In the 1970s, Justices William H. Rehnquist and Byron R. White said business corporations were “creatures of the law,” capable of amassing wealth but due none of the rights of voters.
By contrast, the court’s current majority described a corporation as an “association of citizens” that deserves the same free-speech rights as an individual. Because speech and debate are good for democracy, they said, the public should welcome more corporate-funded campaign ads.
“To exclude or impede corporate speech is to muzzle the principal agents of the modern economy,” Justice Antonin Scalia said. “We should celebrate rather than condemn the addition of this speech to the public debate.”
The change is a product of the Reagan era of the 1980s, when the administration sought to free business from government regulation. All five justices who made up the majority in last month’s case, Citizens United vs. Federal Election Commission, were either appointed by Reagan or worked as young lawyers in the Reagan administration.
“This is a different brand of conservatism,” said Trevor Potter, an election law expert who served as counsel to Arizona Republican Sen. John McCain’s presidential campaign. “The justices are shaped by society. Those that came after the Great Depression saw government regulation of corporations as natural and necessary. This younger generation sees it very differently. They have a real distrust of government.”
To the earlier generation of justices, corporations were both powerful and potentially dangerous if unchecked by government.
But in the Jan. 21 opinion, Justice Anthony M. Kennedy portrayed corporations as victims of discrimination.
“Premised on mistrust of governmental power, the 1st Amendment stands against attempts to disfavor certain subjects or viewpoints,” Kennedy said. “Yet certain disfavored associations of citizens -- those that have taken the corporate form -- are penalized for engaging in political speech.”
The victory for business corporations did not arise from a case involving a business corporation.
Citizens United, a small nonprofit group of conservative activists, had produced a 90-minute DVD called “Hillary: The Movie,” which they hoped would derail the presidential candidacy of Hillary Rodham Clinton in 2008.
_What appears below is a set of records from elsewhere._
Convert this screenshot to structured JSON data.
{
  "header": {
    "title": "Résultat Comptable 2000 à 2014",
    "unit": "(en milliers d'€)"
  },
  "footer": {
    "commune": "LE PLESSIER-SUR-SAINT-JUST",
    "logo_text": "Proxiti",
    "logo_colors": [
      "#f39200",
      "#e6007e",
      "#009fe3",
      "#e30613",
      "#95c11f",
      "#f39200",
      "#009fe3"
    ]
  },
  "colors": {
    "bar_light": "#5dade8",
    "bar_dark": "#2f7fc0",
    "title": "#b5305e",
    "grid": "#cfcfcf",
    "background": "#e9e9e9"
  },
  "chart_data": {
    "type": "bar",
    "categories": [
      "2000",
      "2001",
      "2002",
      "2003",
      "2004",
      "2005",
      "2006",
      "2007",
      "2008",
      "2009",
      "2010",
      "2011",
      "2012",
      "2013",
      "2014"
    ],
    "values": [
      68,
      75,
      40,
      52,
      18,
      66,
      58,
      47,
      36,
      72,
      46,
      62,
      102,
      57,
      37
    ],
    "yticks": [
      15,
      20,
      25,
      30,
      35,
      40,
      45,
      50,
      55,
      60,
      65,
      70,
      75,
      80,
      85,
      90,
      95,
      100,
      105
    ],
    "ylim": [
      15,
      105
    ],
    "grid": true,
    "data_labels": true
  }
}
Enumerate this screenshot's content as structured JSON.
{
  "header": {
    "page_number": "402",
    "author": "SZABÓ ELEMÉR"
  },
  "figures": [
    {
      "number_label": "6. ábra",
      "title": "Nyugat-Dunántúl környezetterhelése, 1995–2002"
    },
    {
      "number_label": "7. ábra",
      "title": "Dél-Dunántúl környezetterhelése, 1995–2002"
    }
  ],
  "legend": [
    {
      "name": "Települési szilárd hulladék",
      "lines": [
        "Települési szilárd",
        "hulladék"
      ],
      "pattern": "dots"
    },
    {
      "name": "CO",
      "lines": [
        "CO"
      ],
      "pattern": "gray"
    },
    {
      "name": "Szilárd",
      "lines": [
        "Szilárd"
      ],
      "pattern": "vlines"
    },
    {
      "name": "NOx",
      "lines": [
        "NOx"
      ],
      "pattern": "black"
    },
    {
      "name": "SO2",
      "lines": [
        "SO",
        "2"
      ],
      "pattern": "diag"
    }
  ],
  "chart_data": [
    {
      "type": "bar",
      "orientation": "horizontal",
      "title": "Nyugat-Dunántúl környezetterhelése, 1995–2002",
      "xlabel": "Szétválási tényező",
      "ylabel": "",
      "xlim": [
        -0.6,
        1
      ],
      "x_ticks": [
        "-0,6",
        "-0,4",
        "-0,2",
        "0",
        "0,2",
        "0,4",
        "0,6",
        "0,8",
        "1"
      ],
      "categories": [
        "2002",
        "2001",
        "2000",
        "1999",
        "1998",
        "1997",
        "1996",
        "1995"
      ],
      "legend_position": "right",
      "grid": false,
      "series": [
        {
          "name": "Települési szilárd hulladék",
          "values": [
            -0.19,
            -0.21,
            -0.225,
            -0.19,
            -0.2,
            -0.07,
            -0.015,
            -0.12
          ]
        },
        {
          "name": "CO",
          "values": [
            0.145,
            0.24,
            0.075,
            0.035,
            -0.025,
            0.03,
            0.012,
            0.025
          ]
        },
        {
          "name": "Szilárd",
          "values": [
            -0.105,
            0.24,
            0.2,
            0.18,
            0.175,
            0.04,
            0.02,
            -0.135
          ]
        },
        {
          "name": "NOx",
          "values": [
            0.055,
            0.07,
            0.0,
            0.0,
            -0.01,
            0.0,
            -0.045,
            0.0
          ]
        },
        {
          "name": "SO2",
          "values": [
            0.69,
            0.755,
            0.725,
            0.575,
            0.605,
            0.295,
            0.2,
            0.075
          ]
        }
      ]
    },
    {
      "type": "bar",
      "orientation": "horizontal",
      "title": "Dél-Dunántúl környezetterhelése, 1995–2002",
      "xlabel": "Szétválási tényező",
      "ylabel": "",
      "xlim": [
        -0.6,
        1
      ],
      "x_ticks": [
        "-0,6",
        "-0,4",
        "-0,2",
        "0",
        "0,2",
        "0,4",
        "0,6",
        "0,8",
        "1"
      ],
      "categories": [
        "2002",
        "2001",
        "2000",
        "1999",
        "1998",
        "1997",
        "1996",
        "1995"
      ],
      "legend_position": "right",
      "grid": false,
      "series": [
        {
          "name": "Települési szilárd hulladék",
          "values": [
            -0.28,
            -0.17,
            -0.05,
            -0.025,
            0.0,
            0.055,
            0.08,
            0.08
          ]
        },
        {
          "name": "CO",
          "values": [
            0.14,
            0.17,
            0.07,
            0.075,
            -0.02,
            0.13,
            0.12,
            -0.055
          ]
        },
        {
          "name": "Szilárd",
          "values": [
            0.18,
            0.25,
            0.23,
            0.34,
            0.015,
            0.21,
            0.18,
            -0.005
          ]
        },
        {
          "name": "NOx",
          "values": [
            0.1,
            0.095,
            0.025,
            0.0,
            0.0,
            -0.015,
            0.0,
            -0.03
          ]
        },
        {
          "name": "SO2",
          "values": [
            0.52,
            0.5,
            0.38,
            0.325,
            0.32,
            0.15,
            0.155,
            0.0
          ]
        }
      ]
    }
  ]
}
Because the group had received some corporate money, the high court used its case to rule broadly on the free-speech protection for all corporations.
In 1907, Congress began prohibiting corporations from contributing money to candidates and their campaigns. And in 1947, the law began barring corporations and unions from spending money on their own to elect or defeat candidates for Congress and the White House.
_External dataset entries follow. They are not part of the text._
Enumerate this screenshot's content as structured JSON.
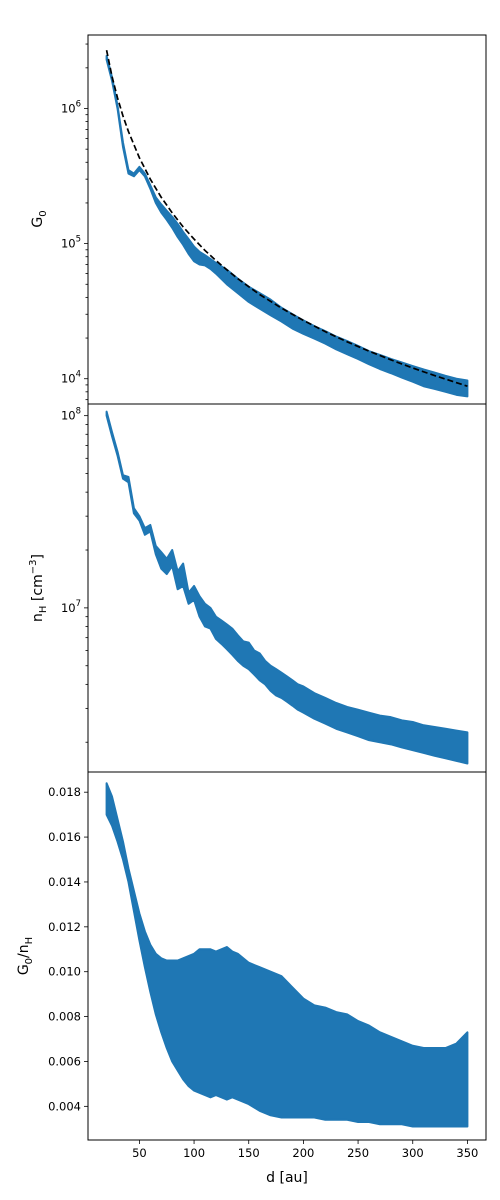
{
  "chart_data": [
    {
      "type": "area",
      "ylabel": "G",
      "ylabel_sub": "0",
      "yscale": "log",
      "ylim": [
        6500,
        3500000
      ],
      "xlim": [
        3,
        367
      ],
      "yticks": [
        {
          "value": 10000,
          "base": "10",
          "exp": "4"
        },
        {
          "value": 100000,
          "base": "10",
          "exp": "5"
        },
        {
          "value": 1000000,
          "base": "10",
          "exp": "6"
        }
      ],
      "fill_color": "#1f77b4",
      "series": [
        {
          "kind": "band",
          "x": [
            20,
            25,
            30,
            35,
            40,
            45,
            50,
            55,
            60,
            65,
            70,
            75,
            80,
            85,
            90,
            95,
            100,
            105,
            110,
            115,
            120,
            130,
            140,
            150,
            160,
            170,
            180,
            190,
            200,
            210,
            220,
            230,
            240,
            250,
            260,
            270,
            280,
            290,
            300,
            310,
            320,
            330,
            340,
            350
          ],
          "upper": [
            2450000,
            1700000,
            1050000,
            560000,
            350000,
            330000,
            370000,
            330000,
            270000,
            220000,
            195000,
            175000,
            158000,
            140000,
            122000,
            108000,
            95000,
            87000,
            82000,
            77000,
            72000,
            64000,
            55000,
            48000,
            43000,
            38500,
            33500,
            30000,
            27000,
            24500,
            22500,
            20500,
            19000,
            17500,
            16000,
            15000,
            14000,
            13200,
            12400,
            11700,
            11100,
            10500,
            10000,
            9700
          ],
          "lower": [
            2300000,
            1600000,
            1000000,
            520000,
            330000,
            315000,
            350000,
            315000,
            255000,
            200000,
            170000,
            150000,
            131000,
            112000,
            98000,
            84000,
            74000,
            70000,
            69000,
            65000,
            60000,
            50000,
            43000,
            37000,
            33000,
            29500,
            26500,
            23500,
            21500,
            19800,
            18200,
            16500,
            15200,
            14000,
            12800,
            11800,
            11000,
            10200,
            9500,
            8800,
            8400,
            8000,
            7600,
            7400
          ]
        },
        {
          "kind": "line",
          "style": "dashed",
          "color": "#000000",
          "x": [
            20,
            25,
            30,
            35,
            40,
            50,
            60,
            70,
            80,
            90,
            100,
            110,
            120,
            130,
            140,
            150,
            160,
            180,
            200,
            220,
            240,
            260,
            280,
            300,
            320,
            340,
            350
          ],
          "values": [
            2700000,
            1720000,
            1200000,
            880000,
            675000,
            432000,
            300000,
            220000,
            169000,
            133000,
            108000,
            89000,
            75000,
            64000,
            55000,
            48000,
            42000,
            33300,
            27000,
            22300,
            18750,
            16000,
            13800,
            12000,
            10550,
            9350,
            8800
          ]
        }
      ]
    },
    {
      "type": "area",
      "ylabel": "n",
      "ylabel_sub": "H",
      "ylabel_unit": " [cm",
      "ylabel_sup": "−3",
      "ylabel_close": "]",
      "yscale": "log",
      "ylim": [
        1400000,
        115000000
      ],
      "xlim": [
        3,
        367
      ],
      "yticks": [
        {
          "value": 10000000,
          "base": "10",
          "exp": "7"
        },
        {
          "value": 100000000,
          "base": "10",
          "exp": "8"
        }
      ],
      "fill_color": "#1f77b4",
      "series": [
        {
          "kind": "band",
          "x": [
            20,
            25,
            30,
            35,
            40,
            45,
            50,
            55,
            60,
            65,
            70,
            75,
            80,
            85,
            90,
            95,
            100,
            105,
            110,
            115,
            120,
            125,
            130,
            135,
            140,
            145,
            150,
            155,
            160,
            165,
            170,
            175,
            180,
            185,
            190,
            195,
            200,
            210,
            220,
            230,
            240,
            250,
            260,
            270,
            280,
            290,
            300,
            310,
            320,
            330,
            340,
            350
          ],
          "upper": [
            105000000,
            82000000,
            65000000,
            49000000,
            48000000,
            33000000,
            30000000,
            26000000,
            27000000,
            21000000,
            19500000,
            18000000,
            20000000,
            15500000,
            17000000,
            12000000,
            13000000,
            11500000,
            10500000,
            10000000,
            9000000,
            8600000,
            8200000,
            7800000,
            7200000,
            6700000,
            6600000,
            6000000,
            5800000,
            5300000,
            5000000,
            4800000,
            4600000,
            4400000,
            4200000,
            4000000,
            3900000,
            3600000,
            3400000,
            3200000,
            3050000,
            2950000,
            2850000,
            2750000,
            2700000,
            2600000,
            2550000,
            2450000,
            2400000,
            2350000,
            2300000,
            2250000
          ],
          "lower": [
            100000000,
            78000000,
            62000000,
            47000000,
            45000000,
            31000000,
            28500000,
            24000000,
            25000000,
            19000000,
            16000000,
            15000000,
            16500000,
            12500000,
            13000000,
            10500000,
            11000000,
            9000000,
            8000000,
            7800000,
            6900000,
            6500000,
            6100000,
            5700000,
            5300000,
            5000000,
            4800000,
            4500000,
            4200000,
            4000000,
            3700000,
            3500000,
            3400000,
            3250000,
            3100000,
            2950000,
            2850000,
            2650000,
            2500000,
            2350000,
            2250000,
            2150000,
            2050000,
            2000000,
            1950000,
            1880000,
            1820000,
            1760000,
            1700000,
            1650000,
            1600000,
            1550000
          ]
        }
      ]
    },
    {
      "type": "area",
      "ylabel": "G",
      "ylabel_sub": "0",
      "ylabel_mid": "/n",
      "ylabel_sub2": "H",
      "yscale": "linear",
      "ylim": [
        0.0025,
        0.0189
      ],
      "xlim": [
        3,
        367
      ],
      "xlabel": "d [au]",
      "yticks": [
        {
          "value": 0.004,
          "label": "0.004"
        },
        {
          "value": 0.006,
          "label": "0.006"
        },
        {
          "value": 0.008,
          "label": "0.008"
        },
        {
          "value": 0.01,
          "label": "0.010"
        },
        {
          "value": 0.012,
          "label": "0.012"
        },
        {
          "value": 0.014,
          "label": "0.014"
        },
        {
          "value": 0.016,
          "label": "0.016"
        },
        {
          "value": 0.018,
          "label": "0.018"
        }
      ],
      "xticks": [
        {
          "value": 50,
          "label": "50"
        },
        {
          "value": 100,
          "label": "100"
        },
        {
          "value": 150,
          "label": "150"
        },
        {
          "value": 200,
          "label": "200"
        },
        {
          "value": 250,
          "label": "250"
        },
        {
          "value": 300,
          "label": "300"
        },
        {
          "value": 350,
          "label": "350"
        }
      ],
      "fill_color": "#1f77b4",
      "series": [
        {
          "kind": "band",
          "x": [
            20,
            25,
            30,
            35,
            40,
            45,
            50,
            55,
            60,
            65,
            70,
            75,
            80,
            85,
            90,
            95,
            100,
            105,
            110,
            115,
            120,
            125,
            130,
            135,
            140,
            150,
            160,
            170,
            180,
            190,
            200,
            210,
            220,
            230,
            240,
            250,
            260,
            270,
            280,
            290,
            300,
            310,
            320,
            330,
            340,
            350
          ],
          "upper": [
            0.0184,
            0.0178,
            0.0168,
            0.0158,
            0.0146,
            0.0136,
            0.0126,
            0.0118,
            0.0112,
            0.0108,
            0.0106,
            0.0105,
            0.0105,
            0.0105,
            0.0106,
            0.0107,
            0.0108,
            0.011,
            0.011,
            0.011,
            0.0109,
            0.011,
            0.0111,
            0.0109,
            0.0108,
            0.0104,
            0.0102,
            0.01,
            0.0098,
            0.0093,
            0.0088,
            0.0085,
            0.0084,
            0.0082,
            0.0081,
            0.0078,
            0.0076,
            0.0073,
            0.0071,
            0.0069,
            0.0067,
            0.0066,
            0.0066,
            0.0066,
            0.0068,
            0.0073
          ],
          "lower": [
            0.017,
            0.0165,
            0.0158,
            0.015,
            0.014,
            0.0127,
            0.0114,
            0.0102,
            0.0091,
            0.0081,
            0.0073,
            0.0066,
            0.006,
            0.0056,
            0.0052,
            0.0049,
            0.0047,
            0.0046,
            0.0045,
            0.0044,
            0.0045,
            0.0044,
            0.0043,
            0.0044,
            0.0043,
            0.0041,
            0.0038,
            0.0036,
            0.0035,
            0.0035,
            0.0035,
            0.0035,
            0.0034,
            0.0034,
            0.0034,
            0.0033,
            0.0033,
            0.0032,
            0.0032,
            0.0032,
            0.0031,
            0.0031,
            0.0031,
            0.0031,
            0.0031,
            0.0031
          ]
        }
      ]
    }
  ]
}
The movement to lift those restrictions dates back to the 1970s. In 1971, Lewis F. Powell, a corporate lawyer from Richmond, Va., sent a confidential memo urging the U.S. Chamber of Commerce to fight for corporate rights in the courts.
Two months later, President Nixon nominated Powell to the Supreme Court. In 1978, Powell wrote the court’s first opinion setting out a corporate free-speech right.
The 5-4 ruling struck down a Massachusetts law that prohibited banks and other corporations from spending money to oppose a ballot measure on taxes. Liberal Justices Harry Blackmun and John Paul Stevens joined Powell’s majority. The dissenters included Rehnquist and White.
In the 1990s, Justices Kennedy, Scalia and Clarence Thomas said they would strike down these laws. When President George W. Bush’s two appointees -- Chief Justice John G. Roberts Jr. and Justice Samuel A. Alito Jr. -- joined with them, they had a majority.
Fred Wertheimer, a longtime champion of campaign finance laws, faults the five-justice majority for judicial activism in its January ruling. “They threw out 100 years of national policy, and they did it by inventing a brand-new right for corporations to participate in politics,” he said.
But Allison Hayward, a George Mason University law professor and critic of the campaign funding laws, said the court’s decision stood up for the very old right of free speech in politics.
“This was a moment for them to say, ‘Enough is enough,’ ” she said. “There’s been a constitutional cloud over the expenditure bans for a very long time.”
The court’s support for corporate speech rights now casts doubt on the money limits placed on political parties.
The McCain-Feingold Act in 2002 restricted how much corporations, unions or wealthy persons could give to parties, and it put new limits on campaign ads that were funded by corporate or union money.
The January ruling struck down the second part of the law. The Republican National Committee and the California Republican Party also have sued on free-speech grounds to knock down the limits on money given to parties. That suit is still pending.